V23F-05
Quantitative Modeling of Volcanic SO2: Integrated Monitoring of Precursory Activity

Tuesday, 15 December 2015: 14:55
308 (Moscone South)
Kevin A Reath, University of Pittsburgh Pittsburgh Campus, Department of Geology and Planetary Science, Pittsburgh, PA, United States, Matthew Watson, University of Bristol, School of Earth Sciences, Bristol, United Kingdom and Michael S Ramsey, University of Pittsburgh, Pittsburgh, PA, United States
Abstract:
Many volcanoes produce some level of precursory activity prior to a large eruption.
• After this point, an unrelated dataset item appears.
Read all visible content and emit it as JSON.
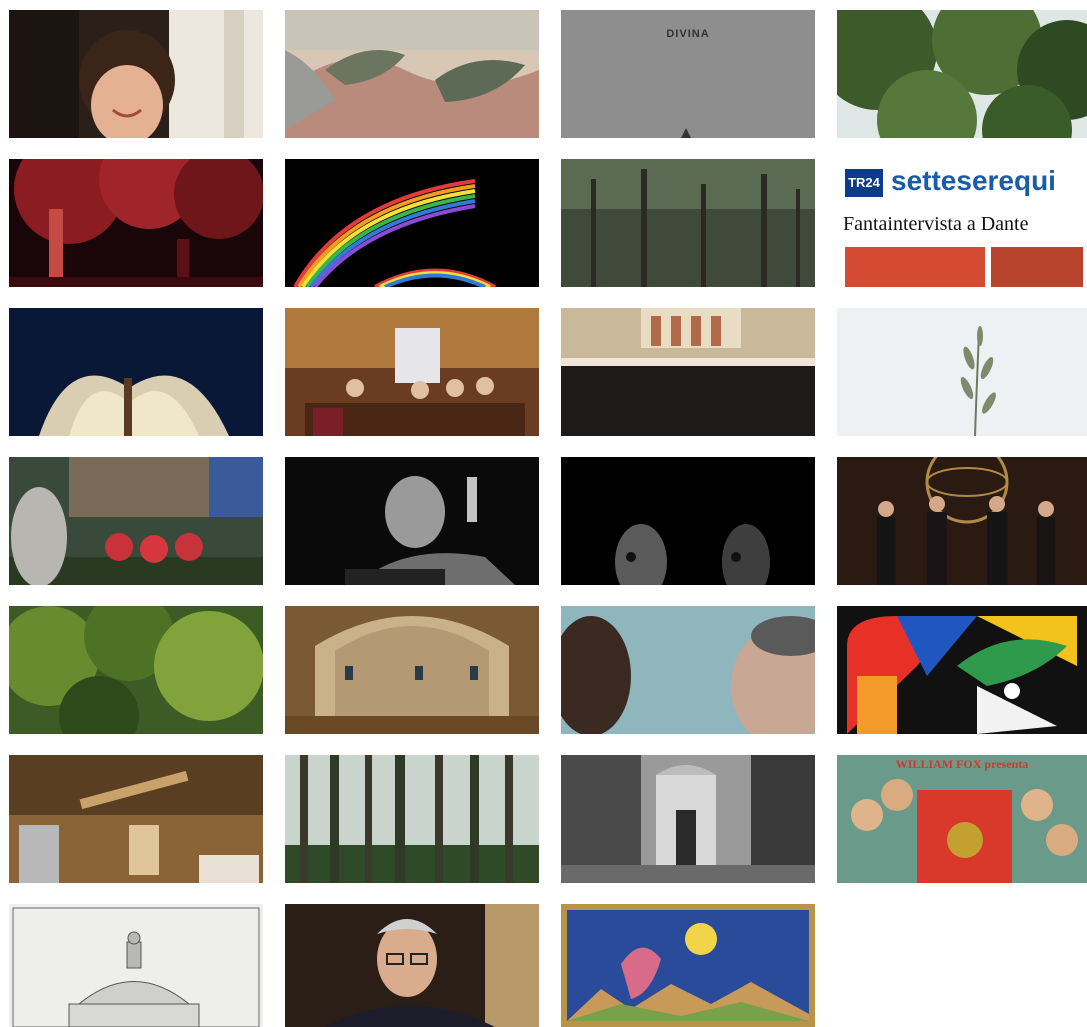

However, this activity may only be detected depending on the available monitoring system in place. In certain cases, precursors can be interpreted to make forecasts about the timing and magnitude of the impending eruption. Furthermore, changes in this activity are used to determine the style of the eruption provided the mechanics producing these precursory signals are properly understood. One important precursory measurement is the rate of volcanic gas exsolution. In particular CO2 and SO2 are measured to predict changes in the magma depth as well as its composition. Another important precursory measurement is the thermal flux discharged from summit vents. For example, three precursory periods at Kliuchevskoi volcano in 2005, 2007, and 2009 were studied using thermal infrared (TIR) satellite data obtained from both the Advanced Spaceborne Thermal Emission and Reflection Radiometer (ASTER) and Advanced Very High Resolution Radiometer (AVHRR) sensors. TIR data is also sensitive to the spectral absorbance of volcanogenic SO2. Software to detect and model SO2 flux has now been applied to previously-acquired ASTER data of these three eruptions at Kliuchevskoi. By directly comparing the measured thermal flux and the modelled SO2 flux during the precursory period, the mechanisms leading to the larger eruption are better resolved. Applying these same techniques to future precursory activity would allow the type and duration until onset of the impending eruption to be better predicted in the precursory phase.